Combining two strategies designed to improve the results of cancer treatment - antiangiogenesis drugs and nanomedicines - may only be successful if the smallest nanomedicines are used. A new study from Massachusetts General Hospital (MGH) researchers, appearing in Nature Nanotechnology, finds that normalizing blood vessels within tumors, which improves the delivery of standard chemotherapy drugs, can block the delivery of larger nanotherapy molecules.
"We found that vascular normalization only increases the delivery of the smallest nanomedicines to cancer cells," says Vikash P. Chauhan, of the Steele Laboratory of Tumor Biology in the MGH Radiation Oncology Department, lead author of the report. "We also showed that the smallest nanomedicines are inherently better than larger nanomedicines at penetrating tumors, suggesting that smaller nanomedicines may be ideal for cancer therapy."
Tumors need to generate their own blood supply to continue growing, but vessels supplying tumors tend to be disorganized, oversized and leaky. Not only does this prevent the delivery of chemotherapy drugs to cells not close to tumor vessels, but the leakage of plasma out of blood vessels increases pressure within the tumor, further reducing the ability of drugs to penetrate tumors. Treatment with drugs that inhibit angiogenesis - the process by which new vessels are generated - reduces some of these abnormalities, a process called vascular normalization that has been shown to improve treatment of some cancers with standard chemotherapy drugs.

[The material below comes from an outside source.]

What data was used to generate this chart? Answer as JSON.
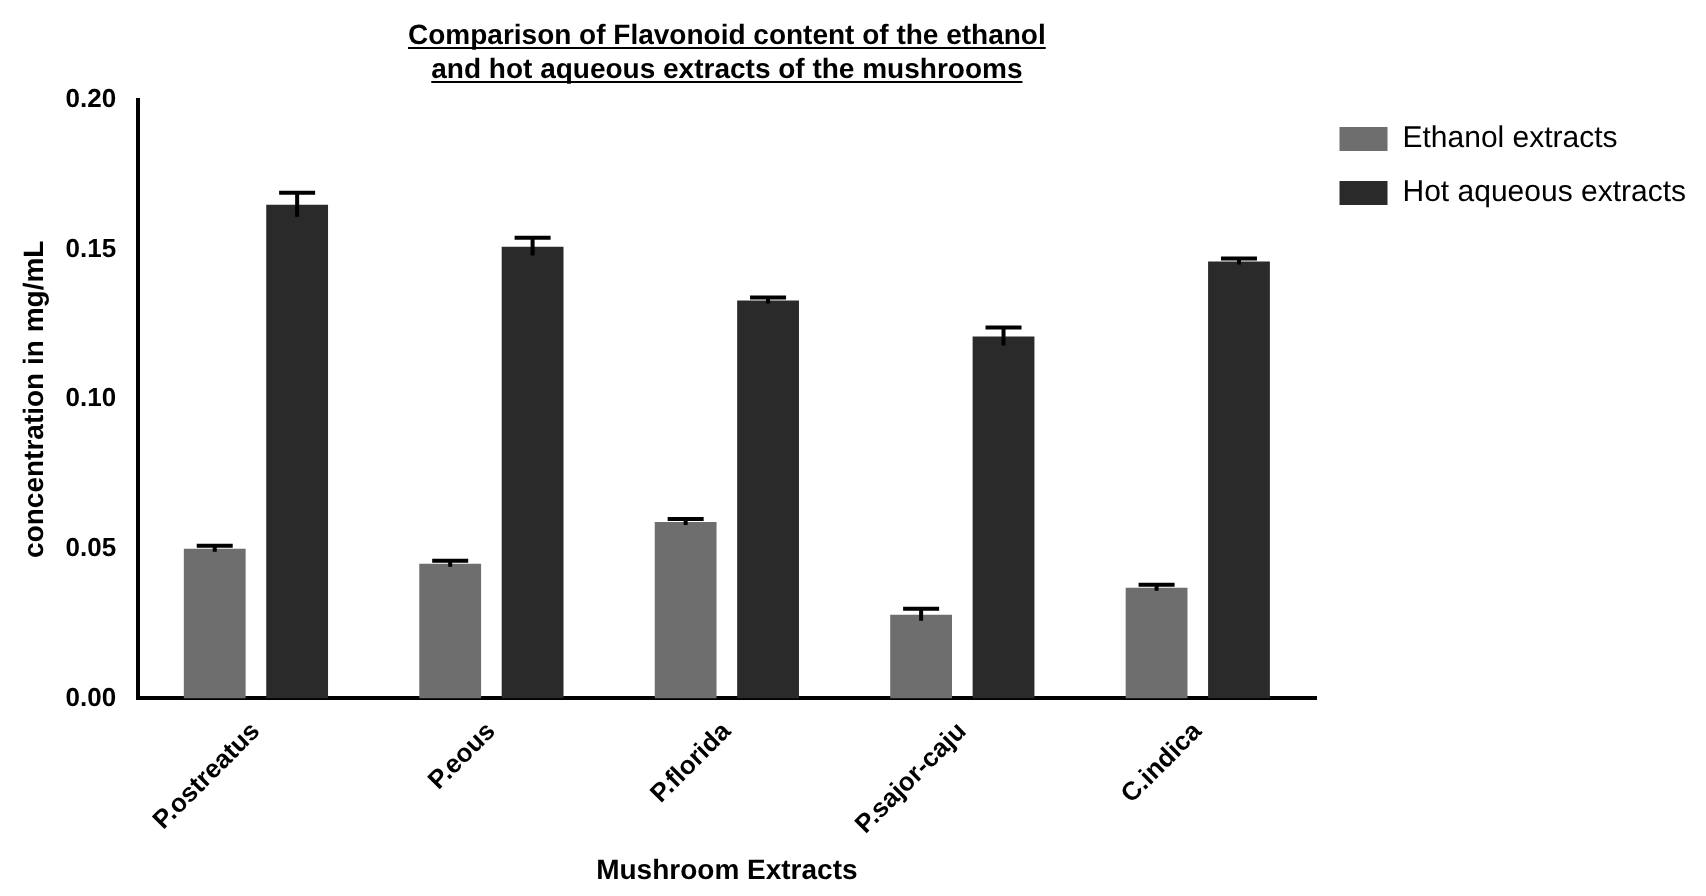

Nanomedicines are actually designed to exploit tumor vessel abnormality. While the molecules of standard chemotherapy drugs are about one nanometer - a billionth of a meter - nanomedicine molecules are from 10 to 100 times larger, too large to penetrate the pores of blood vessels in normal tissues but small enough to pass through the oversized pores of tumor vessels. Since the size of nanomedicines should keep them out of normal tissues, they are prescribed to reduce the negative side effects of chemotherapy.

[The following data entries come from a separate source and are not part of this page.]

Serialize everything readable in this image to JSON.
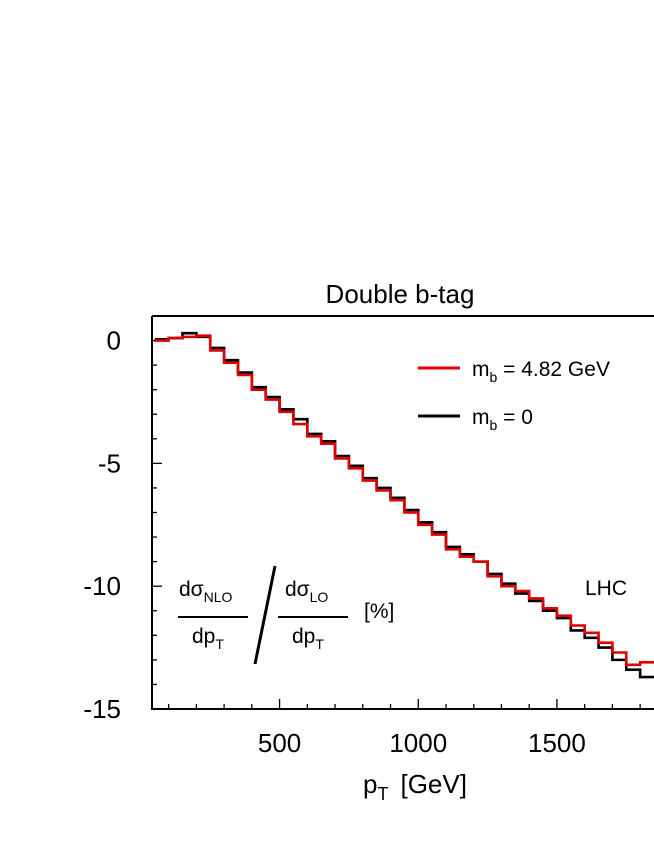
{
  "chart_data": {
    "type": "line",
    "title": "Double b-tag",
    "xlabel_main": "p",
    "xlabel_sub": "T",
    "xlabel_unit": "[GeV]",
    "ylabel": "",
    "xlim": [
      40,
      1850
    ],
    "ylim": [
      -15,
      1
    ],
    "x_ticks": [
      500,
      1000,
      1500
    ],
    "y_ticks": [
      0,
      -5,
      -10,
      -15
    ],
    "x_tick_labels": [
      "500",
      "1000",
      "1500"
    ],
    "y_tick_labels": [
      "0",
      "-5",
      "-10",
      "-15"
    ],
    "bin_edges": [
      50,
      100,
      150,
      200,
      250,
      300,
      350,
      400,
      450,
      500,
      550,
      600,
      650,
      700,
      750,
      800,
      850,
      900,
      950,
      1000,
      1050,
      1100,
      1150,
      1200,
      1250,
      1300,
      1350,
      1400,
      1450,
      1500,
      1550,
      1600,
      1650,
      1700,
      1750,
      1800,
      1850
    ],
    "series": [
      {
        "name": "m_b = 0",
        "legend_main": "m",
        "legend_sub": "b",
        "legend_rest": " = 0",
        "color": "#000000",
        "values": [
          0.05,
          0.1,
          0.3,
          0.15,
          -0.3,
          -0.8,
          -1.3,
          -1.9,
          -2.3,
          -2.8,
          -3.2,
          -3.8,
          -4.1,
          -4.7,
          -5.1,
          -5.6,
          -6.0,
          -6.4,
          -6.9,
          -7.4,
          -7.8,
          -8.4,
          -8.7,
          -9.0,
          -9.5,
          -9.9,
          -10.3,
          -10.6,
          -11.0,
          -11.3,
          -11.8,
          -12.1,
          -12.5,
          -13.0,
          -13.4,
          -13.7
        ]
      },
      {
        "name": "m_b = 4.82 GeV",
        "legend_main": "m",
        "legend_sub": "b",
        "legend_rest": " = 4.82 GeV",
        "color": "#e00000",
        "values": [
          0.0,
          0.1,
          0.15,
          0.2,
          -0.4,
          -0.9,
          -1.4,
          -2.0,
          -2.4,
          -2.9,
          -3.4,
          -3.9,
          -4.2,
          -4.8,
          -5.2,
          -5.7,
          -6.1,
          -6.5,
          -7.0,
          -7.5,
          -7.9,
          -8.5,
          -8.8,
          -9.0,
          -9.6,
          -10.0,
          -10.2,
          -10.5,
          -10.9,
          -11.2,
          -11.6,
          -11.9,
          -12.3,
          -12.7,
          -13.2,
          -13.1
        ]
      }
    ],
    "annotation": "LHC",
    "ratio_label": {
      "num_main": "dσ",
      "num_sub": "NLO",
      "num_den": "dp",
      "num_den_sub": "T",
      "den_main": "dσ",
      "den_sub": "LO",
      "den_den": "dp",
      "den_den_sub": "T",
      "unit": "[%]"
    },
    "legend_position": "top-right",
    "grid": false
  }
}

The current study was designed to investigate whether the use of antiangiogenesis drugs to normalize tumor vasculature would improve or impede delivery of nanomedicines to tumor cells. In studies using a mouse model of breast cancer, the investigators first confirmed that treatment with DC101, an antibody to a molecule essential to blood vessel growth, temporarily decreased the diameter of enlarged tumor blood vessels. They then showed that this vascular normalization improved the penetration into tumors of 12-nanometer particles but not of 60- or 125-nanometer molecules.